2. Stable bilateral myelomalacia of the cord at the C4-C5 level.
Results of most recent EMG and Neurologist notes taken in June 2021:
36 year old man presents for evaluation of cervical myelopathy with myelomalacia. Examination reveals hyperreflexia and mild weakness and numbness in the left C6 myotome and dermatome. MRI C spine reveals multiple disc herniations with myelomalacia at C4-5, stable over the past 4 years. EMG reveals bilateral chronic C6 radiculopathy as well as left carpal tunnel.

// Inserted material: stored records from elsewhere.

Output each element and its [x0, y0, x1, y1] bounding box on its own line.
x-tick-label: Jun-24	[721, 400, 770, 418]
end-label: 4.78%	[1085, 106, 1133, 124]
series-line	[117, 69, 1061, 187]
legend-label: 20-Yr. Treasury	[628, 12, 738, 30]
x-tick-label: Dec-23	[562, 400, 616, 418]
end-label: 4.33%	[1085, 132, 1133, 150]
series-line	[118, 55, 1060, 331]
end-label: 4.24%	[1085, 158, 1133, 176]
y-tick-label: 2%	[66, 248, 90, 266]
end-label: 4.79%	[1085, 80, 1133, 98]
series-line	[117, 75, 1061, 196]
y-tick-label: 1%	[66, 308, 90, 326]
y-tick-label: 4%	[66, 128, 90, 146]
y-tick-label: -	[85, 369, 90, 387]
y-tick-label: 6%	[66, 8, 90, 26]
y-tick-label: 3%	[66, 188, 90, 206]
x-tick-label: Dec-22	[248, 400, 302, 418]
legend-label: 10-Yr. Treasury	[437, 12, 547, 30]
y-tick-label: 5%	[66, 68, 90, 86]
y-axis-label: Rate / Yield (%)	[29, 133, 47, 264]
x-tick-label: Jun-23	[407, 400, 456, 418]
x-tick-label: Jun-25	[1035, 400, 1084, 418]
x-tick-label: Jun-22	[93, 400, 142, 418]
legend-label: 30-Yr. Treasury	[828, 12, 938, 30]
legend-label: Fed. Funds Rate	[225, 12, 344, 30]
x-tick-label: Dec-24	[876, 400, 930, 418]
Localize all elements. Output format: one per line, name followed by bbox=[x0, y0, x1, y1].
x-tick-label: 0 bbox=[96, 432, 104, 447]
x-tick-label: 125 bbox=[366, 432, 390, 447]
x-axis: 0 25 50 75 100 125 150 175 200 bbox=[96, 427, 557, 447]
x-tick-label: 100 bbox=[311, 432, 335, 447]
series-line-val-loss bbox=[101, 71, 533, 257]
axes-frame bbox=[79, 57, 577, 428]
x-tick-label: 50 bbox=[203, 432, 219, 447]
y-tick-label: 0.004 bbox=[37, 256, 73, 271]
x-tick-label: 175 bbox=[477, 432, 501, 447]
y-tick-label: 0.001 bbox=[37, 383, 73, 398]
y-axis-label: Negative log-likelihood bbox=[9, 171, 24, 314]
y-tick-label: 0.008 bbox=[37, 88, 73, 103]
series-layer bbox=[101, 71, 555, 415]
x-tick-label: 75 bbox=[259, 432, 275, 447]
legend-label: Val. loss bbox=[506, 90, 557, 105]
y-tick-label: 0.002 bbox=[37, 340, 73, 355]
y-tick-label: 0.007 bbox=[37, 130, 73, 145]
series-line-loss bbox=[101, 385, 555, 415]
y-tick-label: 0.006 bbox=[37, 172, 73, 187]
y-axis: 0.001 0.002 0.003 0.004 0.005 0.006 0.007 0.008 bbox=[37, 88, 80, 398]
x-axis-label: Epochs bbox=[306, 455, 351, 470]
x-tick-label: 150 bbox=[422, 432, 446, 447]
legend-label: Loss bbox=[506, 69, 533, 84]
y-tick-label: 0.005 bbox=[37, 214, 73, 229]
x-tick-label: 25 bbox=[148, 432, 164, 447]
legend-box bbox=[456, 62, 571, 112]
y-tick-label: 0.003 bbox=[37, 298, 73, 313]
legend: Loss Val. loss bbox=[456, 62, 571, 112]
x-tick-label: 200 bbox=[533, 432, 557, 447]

Overall, I suspect his myelomalacia is either traumatic or compressive in nature due to his history of being in a physical altercation in which his head probably hit the floor as well as his multiple disc herniation in his cervical spine superimposed on a congenitally small canal. I do not suspect a neurologic condition such as multiple sclerosis given the symmetric nature of the lesions and the fact that there are no other cervical spine lesions and no other lesion on brain MRI performed in 2017. B12 deficiency, copper deficiency, and other metabolic processes would more likely affect the dorsal columns than the central cord as seen here, and while syphilis and HIV are possible, he notes he has recently tested negative for these.